– Вот мы, ребята, сегодня хорошо заработали. Смотрю на вас, рады-радешеньки… – водитель закашлялся. – А чему рады, денежке? Бумажкам этим? Так то – мусор!.. На них разве радость купишь?.. Поведаю я вам одну историю… – рассказывал он, как всегда, обстоятельно, не торопясь. Словесные обороты порой употреблял книжные, в нужных местах делал паузы. Начитанный был у нас водитель.
Тайком вздохнув и посмотрев на часы, мы с напарником приготовились слушать.
– Да!.. Сам я – детдомовский, рассказывал уже… Зимой сорок первого мне в аккурат шестнадцать исполнилось. Немец уже Питер окружил. Пошел я в военкомат… Возьмите, говорю, на фронт, а то сбегу… Годок себе прибавил, конечно. Однорукий дежурный майор обматерил меня и прогнал. Подрасти, мол, сначала, вояка, – Кирилл Васильевич помолчал.
– Но, видать, на заметку меня взяли… Через год, когда уже мы с голодухи кошек жрать стали, вызывают. В этот раз особист со мной беседовал… "Хочешь, – спрашивает, – послужить Родине"? "Хочу!" – говорю, – а у самого сердце прыгает. Полтора года натаскивали. Только – немецкий и рация. День и ночь – морзянка, засыпал, бывало, на ключе… Почерк так вырабатывали. Чтобы знать, значит, кто на связь выйдет. Ну, еще с парашютом три раза прыгнул.
Осенью сорок четвертого погрузили ночью в транспортный самолет. А под утро сбросили. Шесть человек нас было: все "волкодавы" – НКВДшники и я, пацаненок, с ними… Куда? Зачем? Ничего я не знал…
Кирилл Васильевич размял беломорину и помолчал, задумавшись. Кожа на острых скулах натянулась, морщинистое лицо закостенело. Перед нами сидел старик – одинокий, больной и усталый.
– Не томи, Василич, – попросил я старика.
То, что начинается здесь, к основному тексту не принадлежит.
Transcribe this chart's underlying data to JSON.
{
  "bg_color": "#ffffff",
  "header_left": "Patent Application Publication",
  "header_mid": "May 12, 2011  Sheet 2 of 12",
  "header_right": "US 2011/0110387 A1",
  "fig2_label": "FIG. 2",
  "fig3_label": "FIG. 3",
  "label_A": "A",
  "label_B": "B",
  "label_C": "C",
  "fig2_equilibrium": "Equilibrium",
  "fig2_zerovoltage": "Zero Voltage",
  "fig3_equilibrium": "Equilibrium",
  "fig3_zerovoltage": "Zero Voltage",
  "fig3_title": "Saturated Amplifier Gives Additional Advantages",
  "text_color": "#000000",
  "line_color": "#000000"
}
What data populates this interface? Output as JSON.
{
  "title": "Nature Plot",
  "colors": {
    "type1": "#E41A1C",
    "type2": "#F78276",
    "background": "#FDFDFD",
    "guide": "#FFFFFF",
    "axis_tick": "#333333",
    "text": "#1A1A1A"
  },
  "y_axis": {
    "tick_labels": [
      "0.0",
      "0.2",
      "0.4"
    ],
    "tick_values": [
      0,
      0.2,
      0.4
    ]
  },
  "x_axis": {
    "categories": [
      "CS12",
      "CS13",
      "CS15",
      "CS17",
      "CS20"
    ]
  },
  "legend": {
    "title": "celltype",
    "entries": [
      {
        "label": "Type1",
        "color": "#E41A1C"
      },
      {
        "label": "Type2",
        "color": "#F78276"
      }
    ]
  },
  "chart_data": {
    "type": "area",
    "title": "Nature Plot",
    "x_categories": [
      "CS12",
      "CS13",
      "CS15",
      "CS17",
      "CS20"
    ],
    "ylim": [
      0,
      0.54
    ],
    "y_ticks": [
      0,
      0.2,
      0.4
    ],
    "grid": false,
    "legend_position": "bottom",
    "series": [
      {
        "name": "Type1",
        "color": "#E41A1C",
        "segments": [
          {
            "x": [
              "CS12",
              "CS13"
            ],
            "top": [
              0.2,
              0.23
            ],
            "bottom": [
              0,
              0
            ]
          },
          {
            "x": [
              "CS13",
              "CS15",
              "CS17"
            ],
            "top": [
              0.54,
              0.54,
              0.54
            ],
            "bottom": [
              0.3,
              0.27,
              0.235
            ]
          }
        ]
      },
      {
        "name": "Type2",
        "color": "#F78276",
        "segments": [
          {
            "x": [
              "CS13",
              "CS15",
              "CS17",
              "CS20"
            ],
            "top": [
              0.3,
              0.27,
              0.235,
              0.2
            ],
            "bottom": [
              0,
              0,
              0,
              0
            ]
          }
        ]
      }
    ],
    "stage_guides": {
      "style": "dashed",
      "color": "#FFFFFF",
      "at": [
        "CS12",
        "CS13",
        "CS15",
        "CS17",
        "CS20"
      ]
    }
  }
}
– Наливай, Михаил, по второй, – велел водитель. – Эх, как ее только беспартийные пьют! – крякнул он, поморщившись.
– Да!.. Приземлились мы в лесочке, под Берлином. Немцы-антифашисты встретили. Разобрали по одному, попрятали. Я в свинарнике хоронился, с Борькой-боровом, или как там у них, фрицев, кабанов называют?.. А на следующую ночь так же, по одному, провели в город. И через люки спустили в канализационный коллектор. А там уже ждали ребята-разведчики – те, кого мы сменить прибыли.
Кирилл Васильевич закурил, пыхнул папироской.
– Спустился я по осклизлой ржавой лесенке в колодец и словно на тот свет попал. Будто Рубикон перешел. Старики говорят: это было до войны. А я про себя так считаю: это было до коллектора, а то – после…
В первый момент ничего не видел: тьма, сырость и дух канализационный. Переступил ногами – вода… Хлюпнуло громко, как в пустой бочке. Постоял, прислушиваясь: могильная тишина, будто заживо меня погребли.